Wurmloch im Paradies //2229

Den Feiertag hatten wir uns frei von Verpflichtungen gehalten, um richtig ausspannen zu können. Carsten hatte zwar erwogen, etwas zusammen mit seinen Enkeln zu unternehmen, aber da Patrick sich für ein verlängertes Wochenende in der Stadt aufhält, ließ er das bleiben.
Eigentlich hatte ich mal wieder Schwimmen gehen wollen, aber aufgrund einer kleinen Erkältung entschied ich mich doch dagegen. Wenn meine Abwehrkräfte mit Aktivierung meines Immunsystems beschäftigt sind, tut mir erfahrungsgemäß der Aufenthalt im Wasser nicht gut.
Mittags gingen wir zum Essen in die Stadtmitte.
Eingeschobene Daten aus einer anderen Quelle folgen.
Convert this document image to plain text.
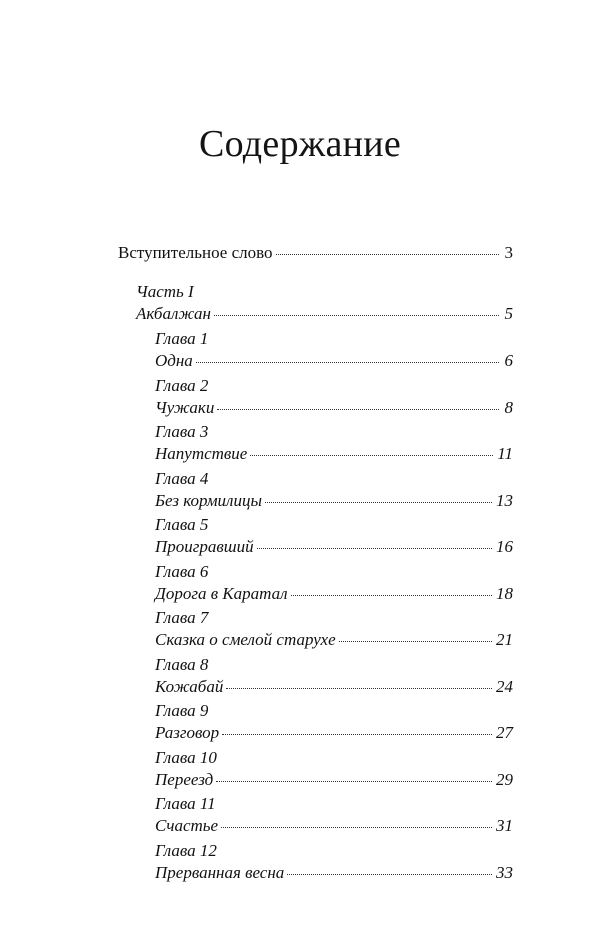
Содержание
Вступительное слово	3
Часть I
Акбалжан	5
Глава 1
Одна	6
Глава 2
Чужаки	8
Глава 3
Напутствие	11
Глава 4
Без кормилицы	13
Глава 5
Проигравший	16
Глава 6
Дорога в Каратал	18
Глава 7
Сказка о смелой старухе	21
Глава 8
Кожабай	24
Глава 9
Разговор	27
Глава 10
Переезд	29
Глава 11
Счастье	31
Глава 12
Прерванная весна	33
Ich hatte es mir ja die letzten Tage über verkniffen, Carsten auf das Zusammentreffen mit Beate anzusprechen. Aber inzwischen war einige Zeit vergangen, so dass ich eigentlich auch keinen Grund sah, die Angelegenheit totzuschweigen, zumal Carsten seither zwischen Zerstreutheit und Mürrischkeit oszillierte.
„Als wir bei Sonja waren“, begann ich, „war da auch Gideon’s Schwester, Beate. War das die Beate, die das frühere Firmenlogo entworfen hatte, und mit der du damals eine Affäre hattest?“
„Hm“, murmelte er halb geistesabwesend.
„Wenn ich mich recht erinnere“, fuhr ich fort, „seid ihr dann im Unfrieden auseinandergegangen.“
„Könnte man so sagen“, gab er – inzwischen aufmerksamer – zu.
„Weil du – obwohl noch mit Lydia liiert – dich mit Ingrid verlobt hast.“
„So war das wohl“, antwortete er ärgerlich, „und was willst du jetzt wissen? Das ist alles schließlich über ein Vierteljahrhundert, bald dreißig Jahre her.“
„Es schien mir auf der Party, als ob sie noch mit dir reden wollte.“
„Ich aber nicht mit ihr. Es gibt nichts zu sagen.“
„Vielleicht wirst du sie wieder öfter sehen, wenn Sonja weiterhin mit Gideon zusammen bleibt“, gab ich zu bedenken.
„Du brauchst dir keine Gedanken über sie zu machen. Das ist eine zahnlose Schlange in unserem Paradies. “
„Auch eine Würgeschlange kann einem die Luft abschnüren“, führte ich seine Metapher weiter.
„Sie ist höchstens eine Blindschleiche.“
„Das ist keine Schlange“, korrigierte ich, „sondern eine Echse.“
„Meinetwegen ein Wurm. Vergiss sie.“
Ein Wurm im Apfel macht ihn wurmig und nach einiger Zeit ungenießbar.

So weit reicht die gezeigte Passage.